小少爷仿佛是有点奇怪的看了一眼他“你在说什么胡话?娈童本就是在说男子啊。”
这他倒是知道了。
江别余“可娈童都是貌若好女的少年。”
有时候也有人拿着男童来取乐的,只是江别余虽心性有些冷漠;却厌恶这种对稚嫩不知事孩童做那等事的人;因此倒是没提。
时清望着面前的男人。
他身材高大,方才被拍打一番;也能拍打出来他腱子肉也很硬朗,面容嘛,虽长得俊美;却并不是那种秀气的美。
尤其是那双眼;更是为他的面容平添了几分戾气。
这样的人物;的确是不太可能被称为娈童;倒是更加像是身居高位的人。
但是那又怎么样。
小少爷又是拍打几下那弹性十足“谁规定了年纪大就不能做娈童了,何况你年岁也并不大,我时少爷说你是娈童,你就是娈童。”
江别余沉默。
他望向面前的时清;小少爷又在很感兴趣的在他身上拍拍打打了;虽越拍打;那漂亮的眸子里越是露出喜色;但他可以确定;那眼中,并没有露出淫邪之色。
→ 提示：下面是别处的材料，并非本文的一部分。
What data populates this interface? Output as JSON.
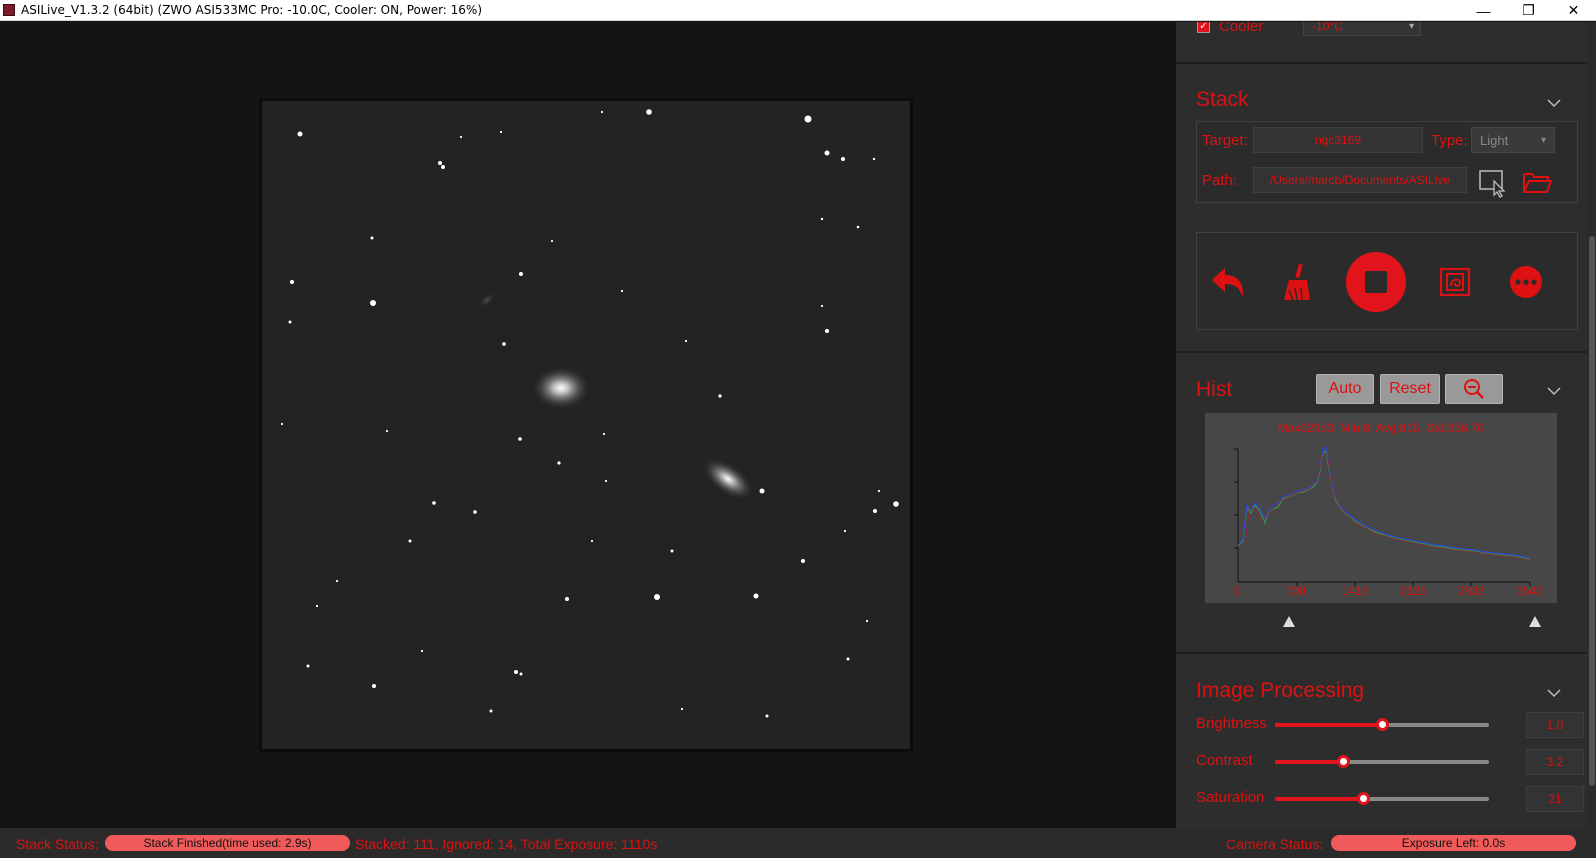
{
  "window": {
    "title": "ASILive_V1.3.2 (64bit)  (ZWO ASI533MC Pro: -10.0C, Cooler: ON, Power: 16%)",
    "minimize_glyph": "—",
    "restore_glyph": "❐",
    "close_glyph": "✕"
  },
  "cooler": {
    "label": "Cooler",
    "checked": true,
    "value": "-10°C"
  },
  "stack": {
    "title": "Stack",
    "target_label": "Target:",
    "target_value": "ngc3169",
    "type_label": "Type:",
    "type_value": "Light",
    "path_label": "Path:",
    "path_value": "/Users/marcb/Documents/ASILive",
    "controls": [
      "undo-icon",
      "clear-broom-icon",
      "stop-icon",
      "save-image-icon",
      "more-icon"
    ]
  },
  "hist": {
    "title": "Hist",
    "auto_label": "Auto",
    "reset_label": "Reset",
    "stats": "Max62953, Min:8, Avg:815, Std:356.70",
    "ticks": [
      "0",
      "708",
      "1416",
      "2125",
      "2833",
      "3542"
    ]
  },
  "image_processing": {
    "title": "Image Processing",
    "sliders": [
      {
        "label": "Brightness",
        "value": "1.0",
        "level": 0.5
      },
      {
        "label": "Contrast",
        "value": "3.2",
        "level": 0.32
      },
      {
        "label": "Saturation",
        "value": "21",
        "level": 0.41
      }
    ]
  },
  "status": {
    "stack_label": "Stack Status:",
    "stack_pill": "Stack Finished(time used: 2.9s)",
    "stack_summary": "Stacked: 111, Ignored: 14, Total Exposure: 1110s",
    "camera_label": "Camera Status:",
    "camera_pill": "Exposure Left: 0.0s"
  },
  "colors": {
    "accent": "#dd1111",
    "panel": "#2d2d2d",
    "viewer": "#141414"
  }
}
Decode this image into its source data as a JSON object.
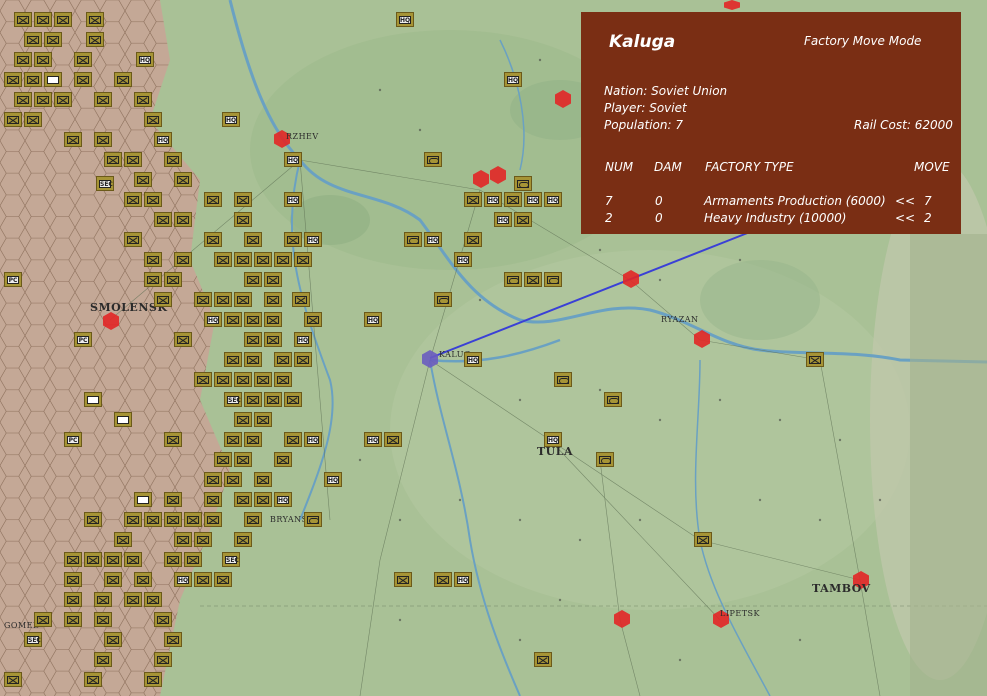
{
  "panel": {
    "city": "Kaluga",
    "mode": "Factory Move Mode",
    "nation": "Nation: Soviet Union",
    "player": "Player: Soviet",
    "population": "Population: 7",
    "rail_cost": "Rail Cost: 62000",
    "headers": {
      "num": "NUM",
      "dam": "DAM",
      "type": "FACTORY TYPE",
      "move": "MOVE"
    },
    "rows": [
      {
        "num": "7",
        "dam": "0",
        "type": "Armaments Production (6000)",
        "arrow": "<<",
        "move": "7"
      },
      {
        "num": "2",
        "dam": "0",
        "type": "Heavy Industry (10000)",
        "arrow": "<<",
        "move": "2"
      }
    ]
  },
  "map": {
    "cities": {
      "smolensk": "SMOLENSK",
      "tula": "TULA",
      "tambov": "TAMBOV",
      "ryazan": "RYAZAN",
      "kaluga": "KALUG",
      "bryansk": "BRYANSK",
      "gomel": "GOMEL",
      "lipetsk": "LIPETSK",
      "rzhev": "RZHEV"
    },
    "unit_labels": {
      "hq": "HQ",
      "sec": "SEC",
      "pc": "PC"
    },
    "colors": {
      "panel": "#7a2e14",
      "land": "#a8bf94",
      "occupied": "#c3a48f",
      "river": "#6aa1c2",
      "rail_line": "#3a40d6",
      "victory_point": "#e22626"
    }
  }
}
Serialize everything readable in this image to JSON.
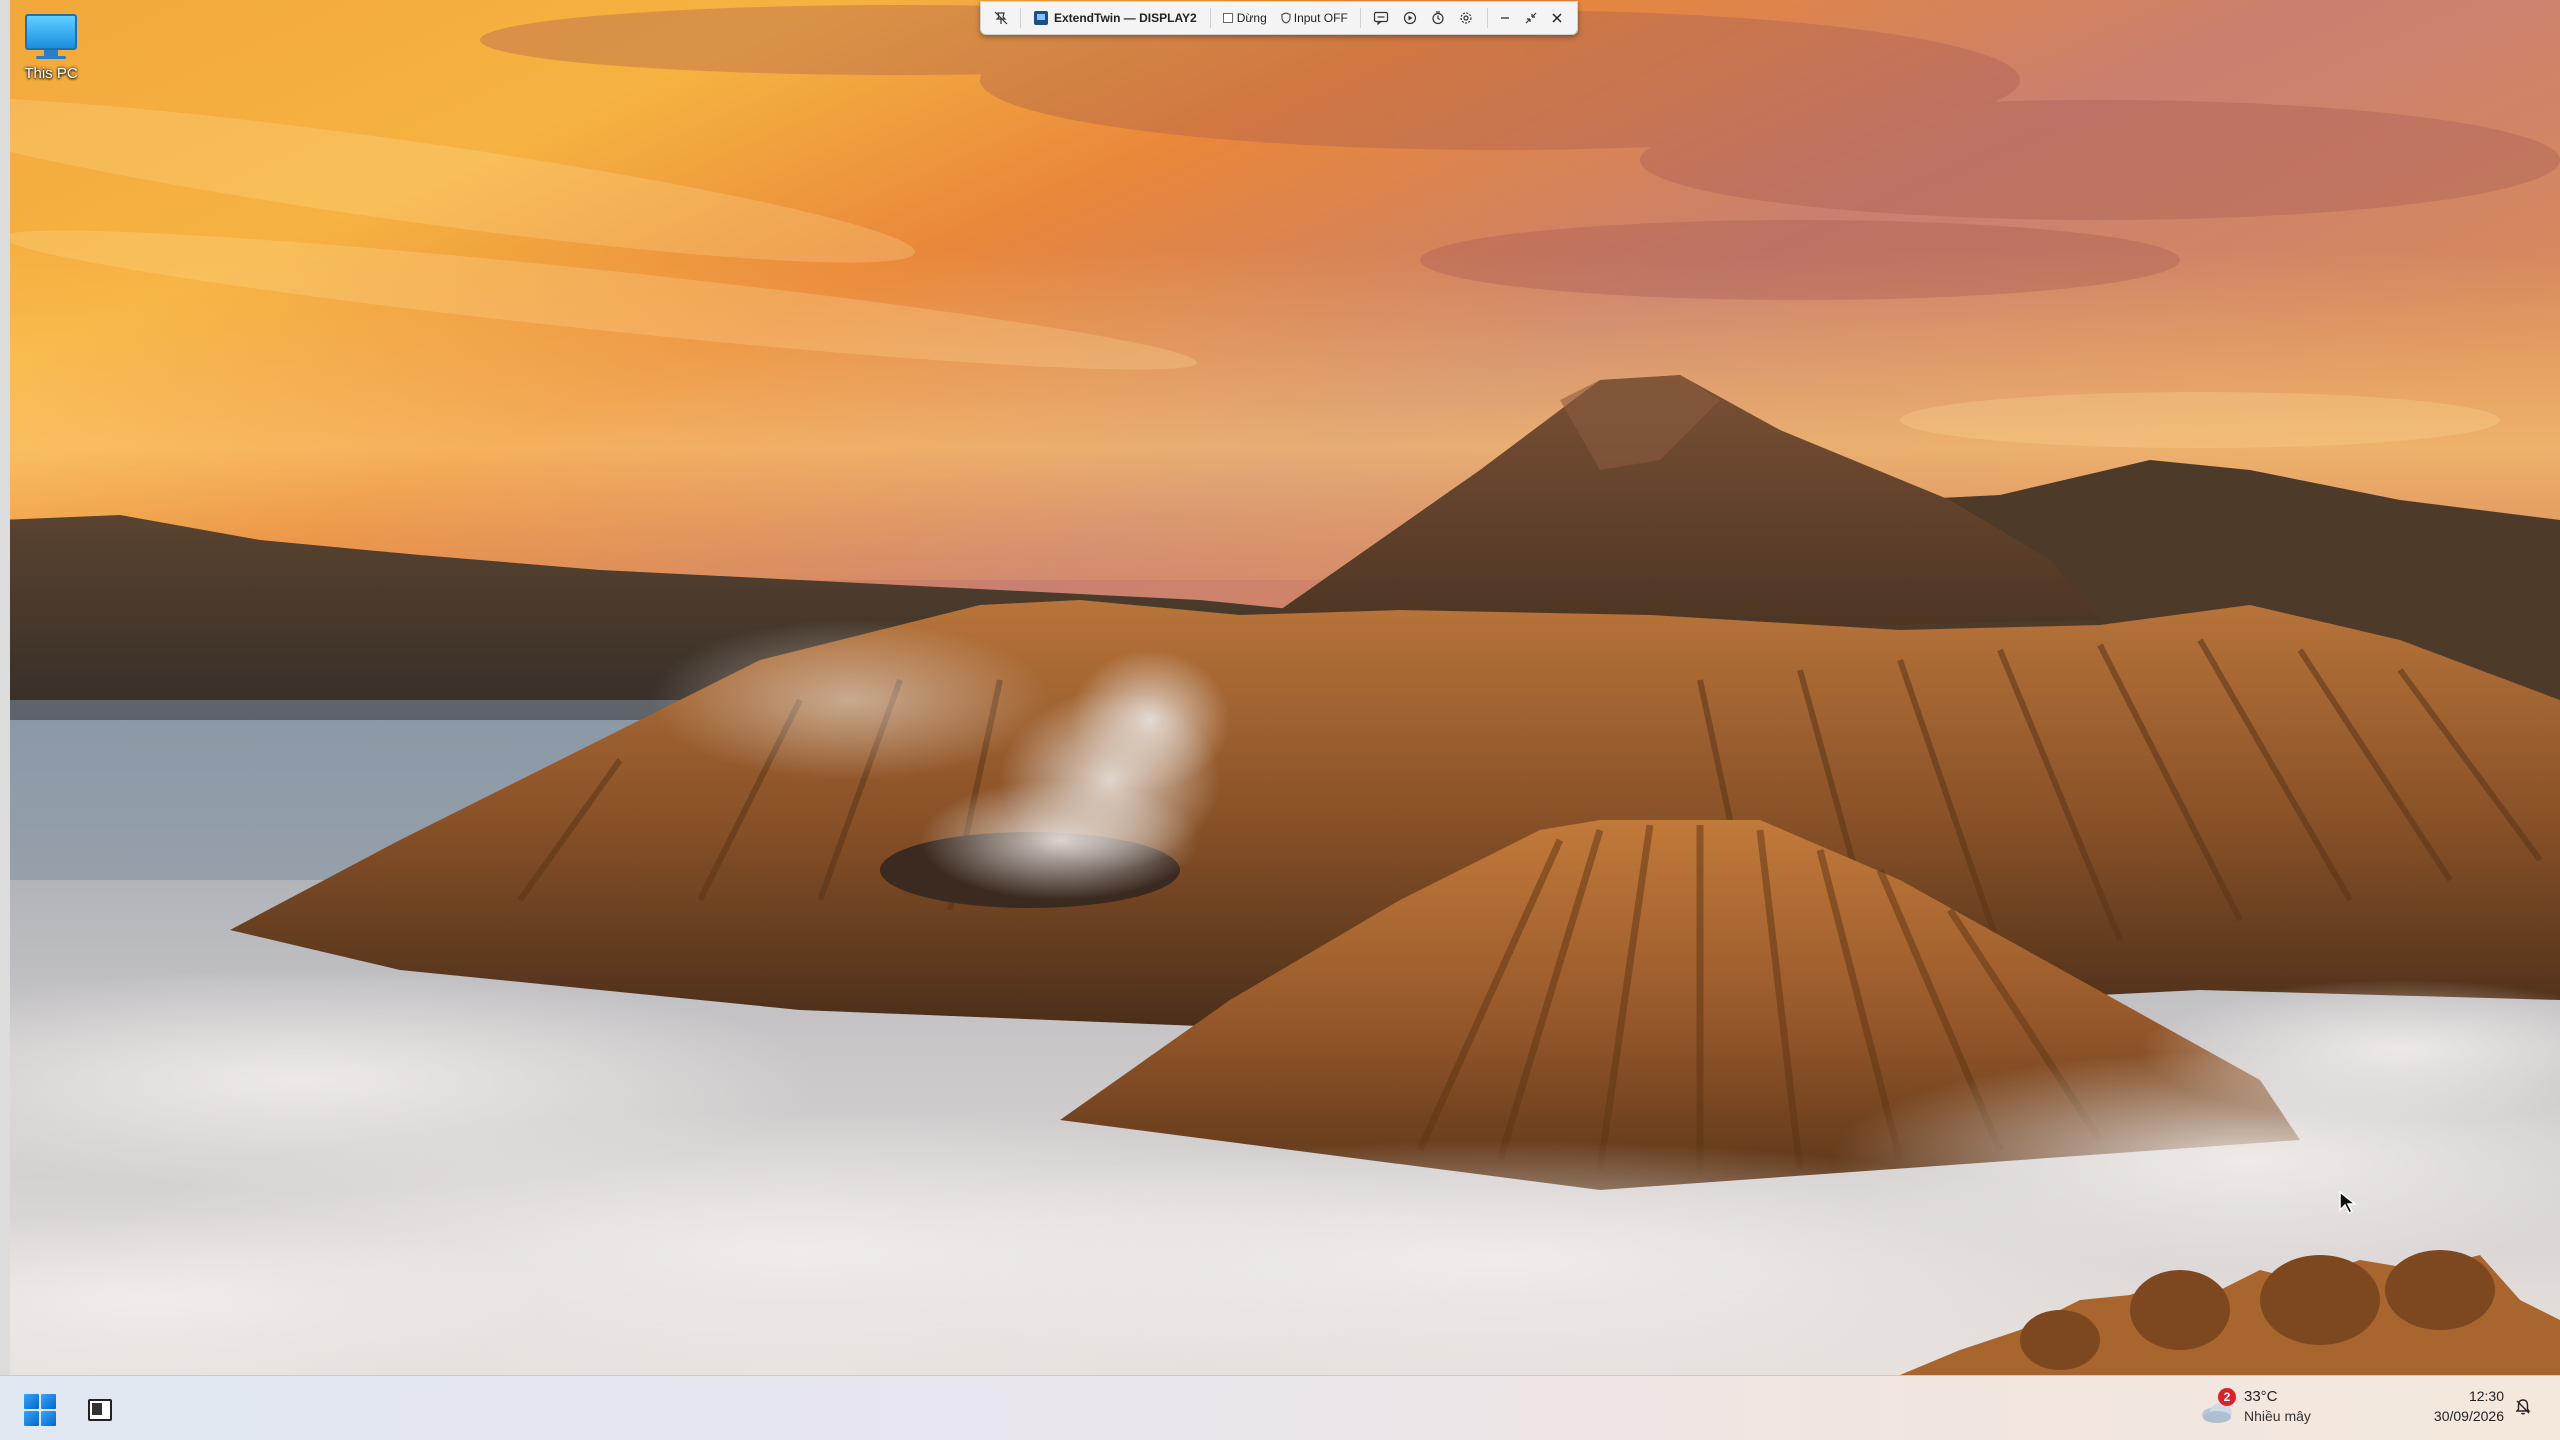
{
  "desktop": {
    "icons": [
      {
        "label": "This PC",
        "icon": "monitor-icon"
      }
    ]
  },
  "toolbar": {
    "window_title": "ExtendTwin — DISPLAY2",
    "stop_label": "Dừng",
    "input_label": "Input OFF",
    "icons": {
      "pin": "pin-off-icon",
      "chat": "chat-icon",
      "record": "record-icon",
      "timer": "timer-icon",
      "settings": "gear-icon",
      "minimize": "minimize-icon",
      "collapse": "collapse-icon",
      "close": "close-icon"
    }
  },
  "taskbar": {
    "weather": {
      "badge_count": "2",
      "temperature": "33°C",
      "condition": "Nhiều mây"
    },
    "clock": {
      "time": "12:30",
      "date": "30/09/2026"
    }
  },
  "colors": {
    "accent": "#0067c8",
    "badge": "#d8232a"
  }
}
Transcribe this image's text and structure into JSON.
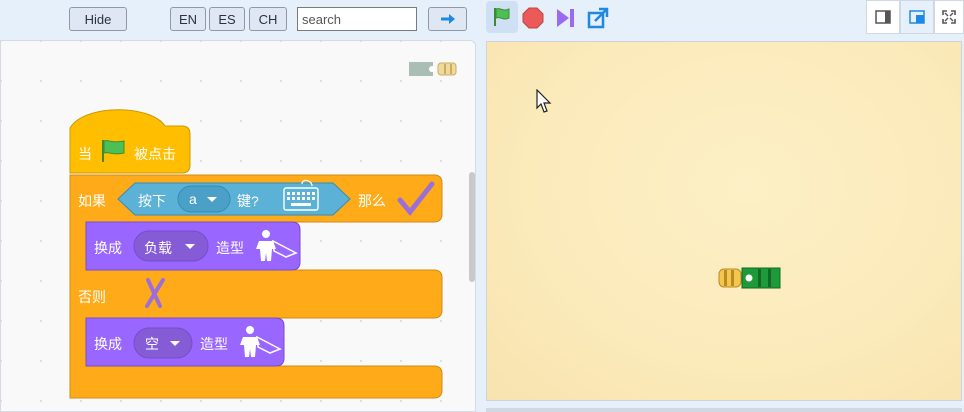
{
  "toolbar": {
    "hide_label": "Hide",
    "lang_en": "EN",
    "lang_es": "ES",
    "lang_ch": "CH",
    "search_placeholder": "search"
  },
  "icons": {
    "go": "arrow-right-icon",
    "flag": "green-flag-icon",
    "stop": "stop-icon",
    "turbo": "turbo-icon",
    "fullscreen": "expand-icon"
  },
  "script": {
    "hat_when": "当",
    "hat_clicked": "被点击",
    "if_label": "如果",
    "key_pressed_prefix": "按下",
    "key_value": "a",
    "key_pressed_suffix": "键?",
    "then_label": "那么",
    "switch_costume_1": "换成",
    "costume_1": "负载",
    "costume_suffix_1": "造型",
    "else_label": "否则",
    "switch_costume_2": "换成",
    "costume_2": "空",
    "costume_suffix_2": "造型"
  },
  "colors": {
    "events": "#ffbf00",
    "control": "#ffab19",
    "sensing": "#5cb1d6",
    "looks": "#9966ff",
    "stage_bg": "#fbeaba"
  }
}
说是要把他当做娈童;可时清望着他的神色;却更加像是找到了一件可炫耀的玩具。
时清的确不淫邪,他只是面上很纯洁;内心一片666666的好好探索了一下江别余。
不得不说,江别余身上的胡人血统可不光给他带来了这样一双浅色又好看的眼。
还有这即使吃不饱穿不暖,也养的特好的身材。
穿着衣服都这么好摸了,那要是衣服脱……
时清不想了。
现在还不是时候,他多想点有的没的,那不是白白馋自己吗?
于是他认真的伸出手,一把抱住了江别余。
被小少爷嫩乎乎小手抱着,还能感觉到他一个劲要把自己往那边扯的江别余“?”
男人茫然的微微垂头,望向正吃力到脸颊都在泛红的小少爷。
“你在做什么?”
“让你到我怀里来。”时清回答的相当理直气壮“娈童不都要到主人家怀里坐着吗?”
江别余“……”
他沉默的看了一眼时清那细细嫩嫩的小胳膊,还有即使穿着华贵衣衫,也依旧能看出纤细的少年腰肢。
看完了,又望了一眼自己结实的臂膀。
他可以确定,时清两条胳膊凑在一起,才能勉强有他的一条胳膊那么粗。
就这样的,还要抱他到怀里去?
男人心底有些想笑。
也不知道是不是察觉出了他的笑意,小少爷有些恼羞成怒,狠狠地推了一把自己抱不动的江别余。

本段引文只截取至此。